MORE than half of collected rubbish in Somerset is recycled - beating the 50% target set by the Government for 2020, according to data from the Department for Environment, Food and Rural Affairs (Defra).

In 2016-2017, the council recycled or composted 137,582 tonnes of all waste, about 50.7% of the overall collected.

These figures are better than two years ago, when 50.2% of the rubbish was recycled.

The data includes the rubbish made up of everyday items that are disposed of by the public at home or on the go.

England recycled on average 42.7% of the waste produced over the last year.

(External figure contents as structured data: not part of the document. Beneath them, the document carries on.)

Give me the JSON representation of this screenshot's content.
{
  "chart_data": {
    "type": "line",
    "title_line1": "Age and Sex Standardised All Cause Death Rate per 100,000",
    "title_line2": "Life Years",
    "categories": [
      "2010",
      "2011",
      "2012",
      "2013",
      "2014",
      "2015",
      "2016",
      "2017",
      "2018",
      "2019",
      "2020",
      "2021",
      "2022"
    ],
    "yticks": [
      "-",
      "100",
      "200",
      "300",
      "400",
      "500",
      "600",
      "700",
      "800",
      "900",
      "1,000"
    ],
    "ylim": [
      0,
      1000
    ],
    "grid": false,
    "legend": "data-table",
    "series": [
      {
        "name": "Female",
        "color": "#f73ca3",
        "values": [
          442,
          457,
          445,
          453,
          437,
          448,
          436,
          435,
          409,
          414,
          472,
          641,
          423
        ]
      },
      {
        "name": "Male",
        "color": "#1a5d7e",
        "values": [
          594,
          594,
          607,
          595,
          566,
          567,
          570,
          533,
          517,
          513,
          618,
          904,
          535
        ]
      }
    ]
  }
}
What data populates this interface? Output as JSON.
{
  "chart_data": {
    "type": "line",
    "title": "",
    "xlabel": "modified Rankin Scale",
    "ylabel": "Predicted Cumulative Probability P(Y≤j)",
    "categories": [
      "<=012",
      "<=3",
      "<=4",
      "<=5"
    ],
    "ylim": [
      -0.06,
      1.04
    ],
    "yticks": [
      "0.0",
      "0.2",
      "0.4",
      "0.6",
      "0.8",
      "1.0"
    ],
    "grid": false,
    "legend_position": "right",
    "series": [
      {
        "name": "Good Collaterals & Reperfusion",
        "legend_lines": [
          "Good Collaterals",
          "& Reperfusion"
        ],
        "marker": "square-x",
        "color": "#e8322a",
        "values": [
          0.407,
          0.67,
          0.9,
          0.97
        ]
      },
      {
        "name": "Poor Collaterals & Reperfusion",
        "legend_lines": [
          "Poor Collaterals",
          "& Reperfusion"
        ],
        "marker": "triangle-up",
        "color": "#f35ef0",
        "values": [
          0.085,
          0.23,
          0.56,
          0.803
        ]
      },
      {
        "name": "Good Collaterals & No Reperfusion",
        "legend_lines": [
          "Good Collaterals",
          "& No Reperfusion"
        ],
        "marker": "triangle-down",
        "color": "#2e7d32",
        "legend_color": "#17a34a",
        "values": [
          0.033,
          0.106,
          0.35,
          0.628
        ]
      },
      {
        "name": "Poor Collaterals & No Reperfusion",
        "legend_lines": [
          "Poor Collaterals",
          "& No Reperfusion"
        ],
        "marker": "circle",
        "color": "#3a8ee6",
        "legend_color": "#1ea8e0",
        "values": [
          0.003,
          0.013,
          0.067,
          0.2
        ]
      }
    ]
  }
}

Mickey Green, managing director of Somerset Waste Partnership, said: "While I am incredibly grateful to local people, along with our collection and recycling centre teams, for our success in staying among the top 20% of local authorities in England, there’s no room for complacency.

"We can be proud that we collect recycling in a way that guarantees it gets recycled, that we do the right thing for the environment and the economy by recycling over 90% of materials here in the UK with half recycled in Somerset, and that we were the first local authority to openly publish details of what happens to all our recycling in our annual End Use Register each year.

"But we’ll be pushing forward, with new materials - including food packaging pots, tubs and trays, cartons, batteries and small electrical items - being rolled out to kerbside collections from 2020, and three weekly collections of emptier rubbish bins.

"With these changes we’ll collect much more for recycling, driving well past the 50% target to 60% and beyond."

Incineration plants burnt 2% of the rubbish produced in the council, the figures show.

The vast majority of it was sent to specialist Energy-from-Waste (EfW) power plants as fuel to generate heat and electricity.

Somerset sent 121,363 tonnes of waste to landfills in 2016-2017 - about 45% of the total.

The Government aims to cut to 35% the proportion of rubbish going to landfill by 2020.

These targets are part of a new strategy drawn up by the European Union and backed up by Theresa May's Cabinet in April.

But Shlomo Dowen, national coordinator of United Kingdom Without Incineration Network (UKWIN), says many materials which could be recycled are still being incinerated.

He said: "Unfortunately councils are reacting too slowly to the growing public demand for more recycling and less incineration.

"The introduction of an incineration tax would send a clear message to councils and businesses that incineration is not the way forward.

"Money raised through an incineration tax can be spent on better local recycling and re-use schemes.

"Across the UK there is more than 19 million tonnes of residual waste treatment capacity operational or under construction, but forecasts indicate that by 2030 there will only be around 10 million tonnes of residual waste available for treatment.

"This means that we are already facing an overcapacity of incineration that is harming recycling.

"The real choice is not between incineration and landfill, but between incineration and recycling."

Baroness Jones, a Green Party member of the House of Lords, said: "We need to build more of our own infrastructure in order to recycle and deal with our own waste.

"The ban on recycled waste going to China has inevitably lead to a UK pile up and that could bring forward the moment when our recycling gets treated as a fuel, rather than a valuable resource.

"Post Brexit we need to come up with new rules that ensure that a certain proportion of material in key products includes recycled materials. This would create a market for the recycled goods and encourage industry to invest."